Estimule as crianças a escreverem cartas, diários ou pequenos textos para que seja possível desenvolver a independência na escrita. Crie listas de palavras com erros ortográficos para que possam ser corrigidos pelas crianças; isso fará com que memorizem as regras ortográficas.

Faça ditados com palavras que sejam do seu dia a dia, mas corrija de forma individualizada para não expor os erros das crianças. Isso ajudará a memorizar a grafia correta.

Nível ortgoráfico

Para crianças no nível ortográfico, incentive a prática de leitura de livros e textos variados, destacando palavras que possam ter ortografia irregular.
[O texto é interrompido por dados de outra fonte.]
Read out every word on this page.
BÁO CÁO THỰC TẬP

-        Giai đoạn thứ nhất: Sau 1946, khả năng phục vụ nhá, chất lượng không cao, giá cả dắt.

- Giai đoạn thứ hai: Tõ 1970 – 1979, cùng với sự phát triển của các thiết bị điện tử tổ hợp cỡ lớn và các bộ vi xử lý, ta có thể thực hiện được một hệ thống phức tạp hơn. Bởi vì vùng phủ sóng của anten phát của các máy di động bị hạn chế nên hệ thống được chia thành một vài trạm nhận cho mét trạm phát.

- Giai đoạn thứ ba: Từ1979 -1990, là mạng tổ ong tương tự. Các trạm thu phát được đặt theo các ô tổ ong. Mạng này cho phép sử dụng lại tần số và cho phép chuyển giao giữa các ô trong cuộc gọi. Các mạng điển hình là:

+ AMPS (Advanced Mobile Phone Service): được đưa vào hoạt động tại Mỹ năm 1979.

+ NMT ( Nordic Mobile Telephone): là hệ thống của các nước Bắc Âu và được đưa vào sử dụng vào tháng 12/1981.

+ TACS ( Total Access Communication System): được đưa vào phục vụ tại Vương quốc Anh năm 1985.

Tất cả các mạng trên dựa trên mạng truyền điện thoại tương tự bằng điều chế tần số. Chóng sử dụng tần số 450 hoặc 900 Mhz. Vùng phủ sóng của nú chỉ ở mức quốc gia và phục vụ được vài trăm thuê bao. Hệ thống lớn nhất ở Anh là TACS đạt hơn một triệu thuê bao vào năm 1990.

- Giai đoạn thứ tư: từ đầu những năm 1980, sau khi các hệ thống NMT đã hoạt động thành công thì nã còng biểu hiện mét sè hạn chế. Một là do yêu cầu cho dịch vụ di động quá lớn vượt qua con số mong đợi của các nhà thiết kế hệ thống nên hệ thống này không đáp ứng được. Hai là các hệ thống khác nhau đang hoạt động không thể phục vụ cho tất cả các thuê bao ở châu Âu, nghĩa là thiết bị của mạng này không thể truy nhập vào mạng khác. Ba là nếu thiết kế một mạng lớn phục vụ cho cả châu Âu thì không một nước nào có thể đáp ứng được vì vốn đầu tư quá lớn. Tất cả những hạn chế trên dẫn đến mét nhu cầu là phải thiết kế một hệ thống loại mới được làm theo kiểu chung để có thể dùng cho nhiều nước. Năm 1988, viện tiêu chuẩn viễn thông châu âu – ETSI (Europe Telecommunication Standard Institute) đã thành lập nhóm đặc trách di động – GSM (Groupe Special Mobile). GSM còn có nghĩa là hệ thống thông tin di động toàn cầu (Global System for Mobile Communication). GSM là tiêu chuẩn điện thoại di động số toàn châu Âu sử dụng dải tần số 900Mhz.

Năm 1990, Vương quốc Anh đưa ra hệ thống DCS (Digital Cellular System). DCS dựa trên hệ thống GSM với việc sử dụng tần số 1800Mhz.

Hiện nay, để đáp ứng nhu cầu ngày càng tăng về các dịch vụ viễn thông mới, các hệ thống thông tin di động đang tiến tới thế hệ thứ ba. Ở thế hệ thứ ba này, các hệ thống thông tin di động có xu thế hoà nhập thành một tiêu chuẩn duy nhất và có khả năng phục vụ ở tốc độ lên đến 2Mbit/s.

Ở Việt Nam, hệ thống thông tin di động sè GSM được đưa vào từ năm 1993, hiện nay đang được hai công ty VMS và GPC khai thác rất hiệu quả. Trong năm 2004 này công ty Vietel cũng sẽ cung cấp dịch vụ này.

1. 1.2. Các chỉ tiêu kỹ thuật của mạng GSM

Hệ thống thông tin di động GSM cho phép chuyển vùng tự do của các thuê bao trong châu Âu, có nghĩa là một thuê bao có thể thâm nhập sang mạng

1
Promova atividades de revisão em que as crianças identifiquem e corrijam erros em frases ou textos, fortalecendo sua capacidade de autoverificação.

Organize jogos de palavras que incluam a busca por sinônimos e antônimos, ajudando a expandir o vocabulário e a compreensão de nuances ortográficas. Estimule a escrita criativa de redações e histórias, com ênfase na aplicação correta das regras de acentuação e pontuação.

Realize desafios de escrita em que as crianças precisem aplicar novas regras ortográficas recentemente estudadas. Essas atividades contribuem para o domínio das convenções da língua e ajudam a fixar a ortografia de forma prática e envolvente.

Impacto da Tecnologia nos Níveis de Escrita

O uso da tecnologia para aprimorar a capacidade de leitura e escrita das crianças já é uma realidade, e, para uma geração que nasceu conectada, é bastante razoável utilizar ferramentas para prender a atenção delas.

O papel da comunicação digital

Para melhorar ou sustentar o interesse dos pequenos, fazer uso de tablets e computadores pode ser uma das melhores saídas, já que, para as crianças dessas últimas gerações, o acesso à tecnologia é tão ou mais comum que aos livros de papel. Porém, uma coisa não pode substituir a outra.

Influência das redes sociais na escrita

Devemos tomar bastante cuidado com o que as crianças podem acessar nas redes sociais, e não é só pela segurança, mas também pela oferta de palavras escritas de forma errada e textos com conteúdo pobre.

É bastante comum vermos nas redes sociais uma forma de escrever muito parecida com a falada, mas isso não pode ser transmitido às crianças, em especial quando começarem a escrever, para não servir como um mau exemplo em matéria de grafia correta.

As abreviações e gírias podem confundir a cabecinha das crianças que aprenderam a ler e escrever recentemente, e isso pode impactar a forma como vão desenvolver sua ortografia e seu padrão de leitura; então, todo cuidado é pouco.

Infográfico dos níveis de escrita

Para complementar, também criamos um infográfico com os conceitos-chaves repacionados a cada nível de escrita:

Mapa mental sobre os 5 níveis de escrita: pré-silábico, silábico, silábico-alfabético, alfabético e ortográfico

Referências bibliográficas

  • Ferreiro, E., & Teberosky, A. (1982). Psicogênese da Língua Escrita.
  • Tolchinsky, L.(2003). Aprendizagem da Escrita: Aspectos Psicológicos e Implicações Educacionais.
  • Gontijo, C. H., & Smolka, A. L. B.(2004). Aquisição da linguagem e da escrita: perspectivas psicológicas e implicações educacionais.